As investors wait with bated breath to find out who the 45th U.S. president will be, Wells Fargo delivered a calming message: Equities are heading higher with either Hillary Clinton or Donald Trump in the White House.
"We've been telling our clients for a year: The trajectory of the economy will remain the same during the next 12 to 18 months of the new president's term no matter who is elected," Scott Wren explained to CNBC's "Futures Now" on Election Day. "The market might worry or think about what might happen two or three years down the road based on who is president, but only for a very short time. The market will quickly get back to trading on what the economy and earnings are going to look like over the next six to 12 months."
On a case-by-case basis, the senior global equity strategist for Wells Fargo Investment Institute said that, with a Trump victory, there would likely be some short-term market downside, but that it would not be comparable to the severe drop that followed Brexit.
"If Donald Trump wins this thing, you'll see some immediate initial downside. We'll test those technical stops below 2,085 in the S&P 500," added Wren when discussing the initial response to a Trump presidency.

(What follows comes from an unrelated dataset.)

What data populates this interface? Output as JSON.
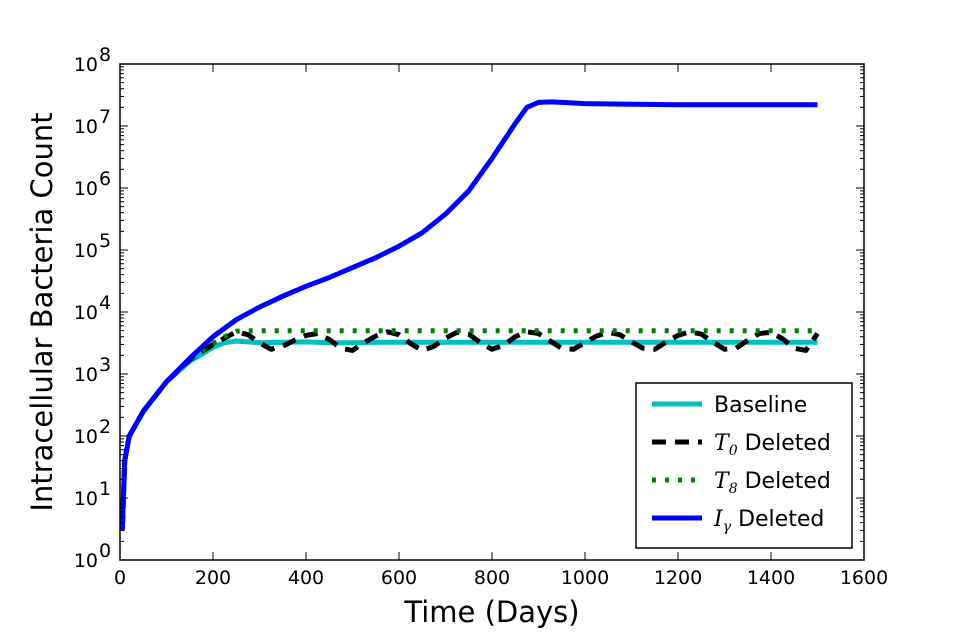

Wren added that while Hillary Clinton means much more certainty and her victory would lead to near-term bump, markets would still only rise "60 handles higher in the S&P" at the end of the year from current levels. Wren believes that this is mainly because her victory has already been priced into the markets.
With this in mind, Wren explained that his firm remains adamant that Fed action will be the key driver for the U.S. economy in the coming year.
"The Fed does not change based on who wins," explained Wren, who foresees two hikes before the end of 2017. "The Fed appears to be setting the table for a hike at the December meeting, but the equity market should take that in stride as the market has been given a heads-up well in advance."
Throughout the course of 2016, Wells Fargo has remained one of the most bullish firms on Wall Street and Wren has defended that position on numerous occasions. His 2016 and 2017 year-end S&P 500 price target ranges from 2,190 to 2,290, which would represent a 7 percent increase from current levels.
"The stock market, after seven years, is finally near fair value for this point in time," noted Wren when discussing the second-longest bull market in history wherein the value of stocks have nearly tripled. "Our work suggests the S&P 500 trades to the top end and possibly slightly beyond near the middle of next year. In other words, the high water mark for stocks in 2017 is likely to be mid-year."
In this time frame, Wren is recommending investors turn to information technology, health care and industrials as he believes that earnings within these sectors will be another key driver upward.
"We look for earnings growth to be flat to barely positive in 2016," began Wren. "However, we're expecting 6 to 7 percent growth in 2017."
For this reason, Wren is advising that investors continue to "buy on any pullbacks" before year's end and concluded in a note to CNBC that "U.S. stocks are a safe haven in an uncertain world."